As in her previous projects, Shrivastava has chosen to set her lens firmly on women, stringing together relatable, real and rooted stories taken from life as it pans out day after day across a multiplicity of themes, including love, desire, infidelity, motherhood and more. All five of her women are complex, layered and take pride in their flaws, rising above their wounds to march ahead in life. “I wanted to explore how the personal and professional lives of women intersect and play off each other,” Shrivastava, 41, tells THE WEEK. “There are always judgments around women who are ambitious but not so for men. I am not in filmmaking just for the heck of it. I think there are enough filmmakers already. I feel I have to make films on stories I am very passionate about, which essentially happen to be women-centric. I am genuinely not interested in perpetuating the status quo, which tilts towards the male hero universe.” Her narratives for male characters in Bombay Begums, as in her past films, are seen to be operating in extremes and almost always from the periphery. They are either downright evil and voyeuristic or play second fiddle to their women with a striking passivity.
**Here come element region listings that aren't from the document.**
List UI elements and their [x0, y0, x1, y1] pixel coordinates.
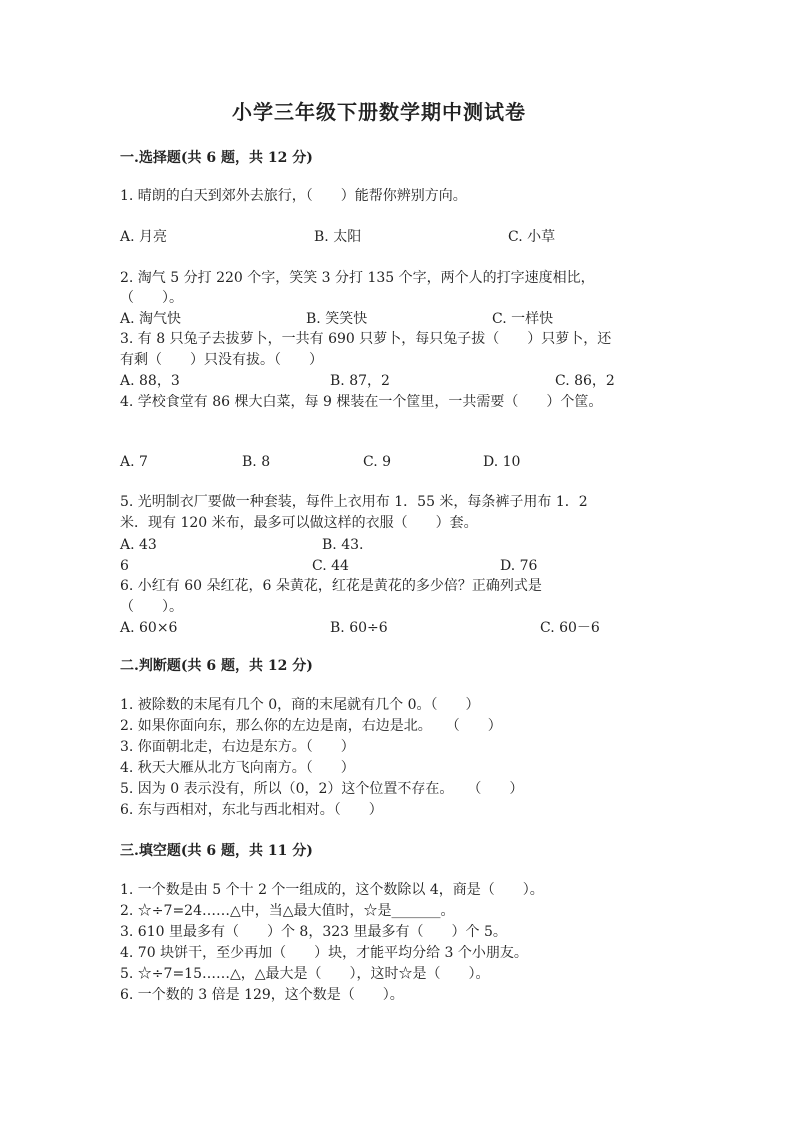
option: C. 86，2: [555, 373, 615, 389]
option: B. 87，2: [330, 373, 390, 389]
fill-item: 4. 70 块饼干，至少再加（ ）块，才能平均分给 3 个小朋友。: [120, 945, 528, 961]
option: C. 小草: [508, 229, 556, 245]
question-stem: 6. 小红有 60 朵红花，6 朵黄花，红花是黄花的多少倍？正确列式是: [120, 578, 542, 594]
option: B. 太阳: [314, 229, 362, 245]
question-stem: 4. 学校食堂有 86 棵大白菜，每 9 棵装在一个筐里，一共需要（ ）个筐。: [120, 394, 603, 410]
judgement-item: 1. 被除数的末尾有几个 0，商的末尾就有几个 0。（ ）: [120, 697, 480, 713]
fill-item: 2. ☆÷7=24……△中，当△最大值时，☆是_______。: [120, 903, 455, 919]
option: C. 60－6: [540, 620, 600, 636]
page-title: 小学三年级下册数学期中测试卷: [232, 100, 526, 124]
option: B. 笑笑快: [306, 311, 368, 327]
judgement-item: 4. 秋天大雁从北方飞向南方。（ ）: [120, 760, 355, 776]
option: C. 44: [312, 558, 349, 574]
option: D. 76: [500, 558, 538, 574]
option: D. 10: [483, 454, 521, 470]
question-stem: （ ）。: [120, 599, 183, 615]
option: 6: [120, 558, 129, 574]
section-heading-choice: 一.选择题(共 6 题，共 12 分): [120, 150, 313, 166]
judgement-item: 2. 如果你面向东，那么你的左边是南，右边是北。 （ ）: [120, 718, 502, 734]
question-stem: 3. 有 8 只兔子去拔萝卜，一共有 690 只萝卜，每只兔子拔（ ）只萝卜，还: [120, 331, 612, 347]
question-stem: （ ）。: [120, 290, 183, 306]
option: B. 60÷6: [330, 620, 388, 636]
fill-item: 5. ☆÷7=15……△，△最大是（ ），这时☆是（ ）。: [120, 966, 490, 982]
option: C. 一样快: [492, 311, 554, 327]
fill-item: 3. 610 里最多有（ ）个 8，323 里最多有（ ）个 5。: [120, 924, 507, 940]
fill-item: 6. 一个数的 3 倍是 129，这个数是（ ）。: [120, 987, 404, 1003]
option: A. 淘气快: [120, 311, 182, 327]
option: C. 9: [363, 454, 392, 470]
question-stem: 5. 光明制衣厂要做一种套装，每件上衣用布 1．55 米，每条裤子用布 1．2: [120, 494, 588, 510]
question-stem: 1. 晴朗的白天到郊外去旅行，（ ）能帮你辨别方向。: [120, 188, 467, 204]
question-stem: 2. 淘气 5 分打 220 个字，笑笑 3 分打 135 个字，两个人的打字速度相比，: [120, 270, 595, 286]
option: A. 88，3: [120, 373, 180, 389]
option: A. 7: [120, 454, 148, 470]
option: A. 月亮: [120, 229, 168, 245]
option: B. 43.: [322, 537, 364, 553]
section-heading-fill: 三.填空题(共 6 题，共 11 分): [120, 843, 313, 859]
judgement-item: 5. 因为 0 表示没有，所以（0，2）这个位置不存在。 （ ）: [120, 781, 524, 797]
option: A. 60×6: [120, 620, 178, 636]
section-heading-judgement: 二.判断题(共 6 题，共 12 分): [120, 658, 313, 674]
question-stem: 米．现有 120 米布，最多可以做这样的衣服（ ）套。: [120, 515, 478, 531]
option: B. 8: [242, 454, 271, 470]
judgement-item: 3. 你面朝北走，右边是东方。（ ）: [120, 739, 355, 755]
question-stem: 有剩（ ）只没有拔。（ ）: [120, 352, 323, 368]
judgement-item: 6. 东与西相对，东北与西北相对。（ ）: [120, 802, 383, 818]
option: A. 43: [120, 537, 157, 553]
fill-item: 1. 一个数是由 5 个十 2 个一组成的，这个数除以 4，商是（ ）。: [120, 882, 544, 898]
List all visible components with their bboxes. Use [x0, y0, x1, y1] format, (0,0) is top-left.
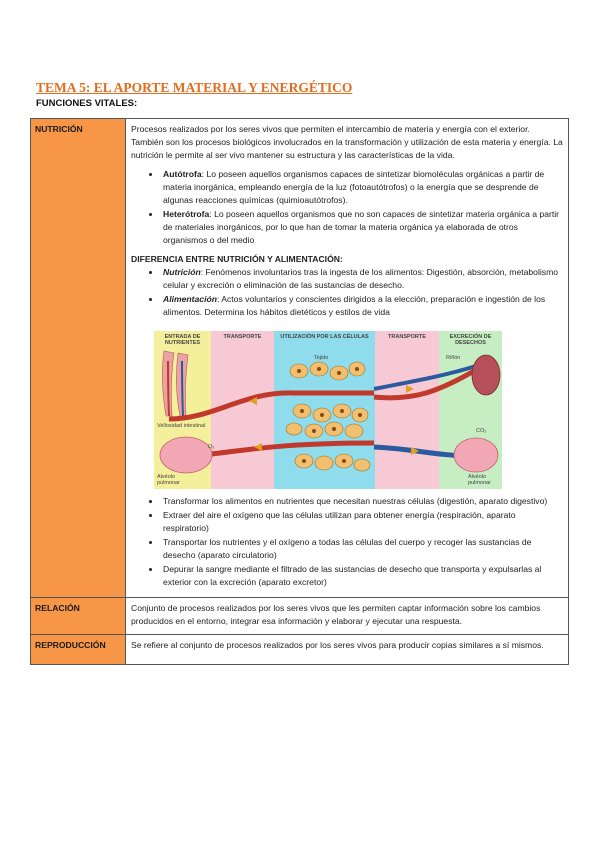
alveolus-right-shape: [454, 438, 498, 472]
row-content-relacion: Conjunto de procesos realizados por los seres vivos que les permiten captar información sobre los cambios producidos en el entorno, integrar esa información y elaborar y ejecutar una respuesta.: [126, 598, 569, 635]
nutrition-steps-list: [131, 495, 563, 589]
nutricion-intro: Procesos realizados por los seres vivos que permiten el intercambio de materia y energía con el exterior. También son los procesos biológicos involucrados en la transformación y utilización de esta materia y energía. La nutrición le permite al ser vivo mantener su estructura y las características de la vida.: [131, 124, 563, 160]
label-tejido: Tejido: [314, 355, 329, 361]
list-item-step: • Extraer del aire el oxígeno que las células utilizan para obtener energía (respiración, aparato respiratorio): [161, 509, 563, 535]
table-row-reproduccion: [31, 635, 569, 665]
list-item-step: • Transportar los nutrientes y el oxígeno a todas las células del cuerpo y recoger las sustancias de desecho (aparato circulatorio): [161, 536, 563, 562]
diff-heading: DIFERENCIA ENTRE NUTRICIÓN Y ALIMENTACIÓN:: [131, 254, 343, 264]
label-alveolo-right: Alvéolo pulmonar: [468, 474, 491, 486]
section-subtitle: FUNCIONES VITALES:: [36, 98, 138, 109]
vital-functions-table: [30, 118, 569, 665]
band-title-transporte-left: TRANSPORTE: [223, 334, 262, 340]
label-vellosidad: Vellosidad intestinal: [157, 423, 206, 429]
nutrition-diagram: [154, 331, 502, 489]
list-item-nutricion: [161, 266, 563, 292]
diff-list: [131, 266, 563, 319]
label-alveolo-left: Alvéolo pulmonar: [157, 474, 180, 486]
def-heterotrofa: : Lo poseen aquellos organismos que no son capaces de sintetizar materia orgánica a partir de materiales inorgánicos, por lo que han de tomar la materia orgánica ya elaborada de otros organismos o del medio: [163, 209, 560, 245]
term-heterotrofa: Heterótrofa: [163, 209, 210, 219]
nutrition-types-list: [131, 168, 563, 247]
band-title-transporte-right: TRANSPORTE: [388, 334, 426, 340]
label-co2: CO₂: [476, 428, 487, 434]
row-content-reproduccion: Se refiere al conjunto de procesos realizados por los seres vivos para producir copias similares a sí mismos.: [126, 635, 569, 665]
alveolus-left-shape: [160, 437, 215, 473]
villus-vessel: [182, 361, 183, 416]
row-label-relacion: RELACIÓN: [31, 598, 126, 635]
tissue-cells: [286, 362, 370, 471]
band-title-entrada: ENTRADA DE NUTRIENTES: [164, 334, 201, 346]
term-nutricion: Nutrición: [163, 267, 201, 277]
band-title-utilizacion: UTILIZACIÓN POR LAS CÉLULAS: [280, 334, 369, 340]
term-alimentacion: Alimentación: [163, 294, 217, 304]
artery-bottom: [194, 443, 374, 456]
label-o2: O₂: [208, 444, 215, 450]
list-item-heterotrofa: [161, 208, 563, 247]
def-nutricion: : Fenómenos involuntarios tras la ingesta de los alimentos: Digestión, absorción, metabolismo celular y excreción o eliminación de las sustancias de desecho.: [163, 267, 559, 290]
villus-vessel: [168, 361, 169, 416]
list-item-alimentacion: [161, 293, 563, 319]
def-alimentacion: : Actos voluntarios y conscientes dirigidos a la elección, preparación e ingestión de los alimentos. Determina los hábitos dietéticos y estilos de vida: [163, 294, 546, 317]
label-rinon: Riñón: [446, 355, 461, 361]
term-autotrofa: Autótrofa: [163, 169, 202, 179]
table-row-relacion: [31, 598, 569, 635]
table-row-nutricion: [31, 119, 569, 598]
row-label-nutricion: NUTRICIÓN: [31, 119, 126, 598]
row-label-reproduccion: REPRODUCCIÓN: [31, 635, 126, 665]
kidney-shape: [472, 355, 500, 395]
list-item-autotrofa: [161, 168, 563, 207]
def-autotrofa: : Lo poseen aquellos organismos capaces de sintetizar biomoléculas orgánicas a partir de materia inorgánica, empleando energía de la luz (fotoautótrofos) o la energía que se desprende de algunas reacciones químicas (quimioautótrofos).: [163, 169, 545, 205]
band-title-excrecion: EXCRECIÓN DE DESECHOS: [449, 334, 492, 346]
list-item-step: • Depurar la sangre mediante el filtrado de las sustancias de desecho que transporta y expulsarlas al exterior con la excreción (aparato excretor): [161, 563, 563, 589]
list-item-step: • Transformar los alimentos en nutrientes que necesitan nuestras células (digestión, aparato digestivo): [161, 495, 563, 508]
row-content-nutricion: [126, 119, 569, 598]
page-title: TEMA 5: EL APORTE MATERIAL Y ENERGÉTICO: [36, 80, 353, 95]
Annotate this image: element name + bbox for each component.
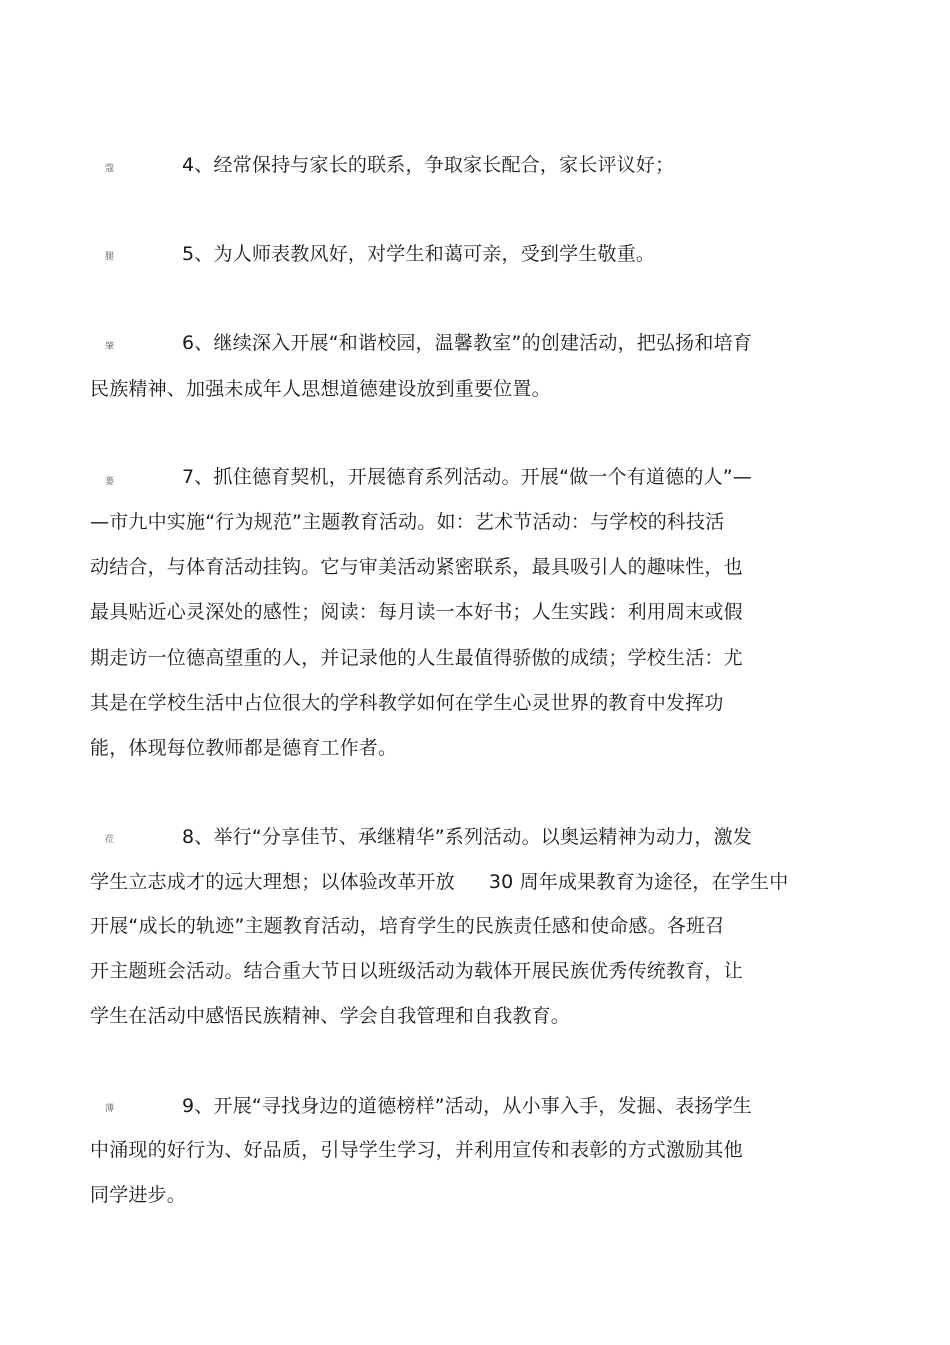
- paragraph-marker: 肇: [105, 342, 115, 352]
- paragraph-line: 动结合，与体育活动挂钩。它与审美活动紧密联系，最具吸引人的趣味性，也: [90, 556, 743, 578]
- paragraph-line: 能，体现每位教师都是德育工作者。: [90, 737, 398, 759]
- paragraph-line: 开主题班会活动。结合重大节日以班级活动为载体开展民族优秀传统教育，让: [90, 960, 743, 982]
- paragraph-marker: 腿: [105, 252, 115, 262]
- paragraph-line-part: 30 周年成果教育为途径，在学生中: [488, 871, 789, 893]
- paragraph-line: 同学进步。: [90, 1184, 187, 1206]
- paragraph-line: 5、为人师表教风好，对学生和蔼可亲，受到学生敬重。: [182, 243, 656, 265]
- paragraph-line: 7、抓住德育契机，开展德育系列活动。开展“做一个有道德的人”—: [182, 466, 752, 488]
- paragraph-line: 8、举行“分享佳节、承继精华”系列活动。以奥运精神为动力，激发: [182, 826, 752, 848]
- paragraph-line: 4、经常保持与家长的联系，争取家长配合，家长评议好；: [182, 154, 675, 176]
- paragraph-line: 学生在活动中感悟民族精神、学会自我管理和自我教育。: [90, 1005, 571, 1027]
- paragraph-line: 中涌现的好行为、好品质，引导学生学习，并利用宣传和表彰的方式激励其他: [90, 1139, 743, 1161]
- paragraph-marker: 薄: [105, 1104, 115, 1114]
- paragraph-line: 9、开展“寻找身边的道德榜样”活动，从小事入手，发掘、表扬学生: [182, 1095, 752, 1117]
- paragraph-line: 开展“成长的轨迹”主题教育活动，培育学生的民族责任感和使命感。各班召: [90, 915, 725, 937]
- paragraph-line: 6、继续深入开展“和谐校园，温馨教室”的创建活动，把弘扬和培育: [182, 332, 752, 354]
- paragraph-line: 期走访一位德高望重的人，并记录他的人生最值得骄傲的成绩；学校生活：尤: [90, 647, 743, 669]
- paragraph-marker: 蒌: [105, 477, 115, 487]
- paragraph-line: 民族精神、加强未成年人思想道德建设放到重要位置。: [90, 378, 551, 400]
- paragraph-line: 最具贴近心灵深处的感性；阅读：每月读一本好书；人生实践：利用周末或假: [90, 601, 743, 623]
- paragraph-marker: 莅: [105, 835, 115, 845]
- paragraph-marker: 蔻: [105, 164, 115, 174]
- paragraph-line: 其是在学校生活中占位很大的学科教学如何在学生心灵世界的教育中发挥功: [90, 692, 724, 714]
- paragraph-line: —市九中实施“行为规范”主题教育活动。如：艺术节活动：与学校的科技活: [90, 511, 725, 533]
- paragraph-line: [90, 870, 788, 894]
- paragraph-line-part: 学生立志成才的远大理想；以体验改革开放: [90, 871, 455, 893]
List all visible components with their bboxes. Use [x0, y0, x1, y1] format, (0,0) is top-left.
Much of the inspiration for her stories come from her upbringing at home, educational institutions that were largely all-women and her readings of books by leading women authors from across the world. Each of the six episodes of Bombay Begums is inspired by the title of a book written by a female author. “My mother is from IIM Ahmedabad; she passed out in the 1970s and something she told me really made an impression on me. She said there were only four or five women in her batch and not one of them pursued the corporate career full-on,” says Shrivastava, who made her debut with Turning 30 in 2011. “This is in stark contrast with her male colleagues, despite all of them having the same education. So, I think that conversation with my mother got me thinking.” Ahead of the release of Lipstick Under My Burkha, Shrivastava took on the censor board and has also put her privilege to good use by aiding the #MeToo movement in India.

Power dynamics: A still from Bombay Begums Power dynamics: A still from Bombay Begums

Yet, one cannot help but wonder why almost all her women take to causal sex, incessant drinking and use cuss words to reinforce their liberated femininity. “I do not feel anyone is simple,” she says. “If you just pass women by, you will know that nobody is that simple. I like to pause and look into a character’s eyes and look very deeply and the moment you do that you realise that there is a lot of complexity. I do not like superficial glances.”

While Bombay Begums is an interesting take on the diverse lives of its characters, the series as a whole is not entirely gripping. There are moments where one cannot help but fast forward, like in episode 2, when Rani does a Karva Chauth commercial to promote bank loans to buy jewellery or when Shai fakes a period to get her crush interested in her—“I can smell you are growing up,” her crush comments. The narrative does get clunky at times, yet the actors do a commendable job in portraying some very nuanced and complex characters. The message is clear: “Burn the queen at the stake if you will,” as Shai puts it, in one of her monologues with her mom. “You can’t destroy her.”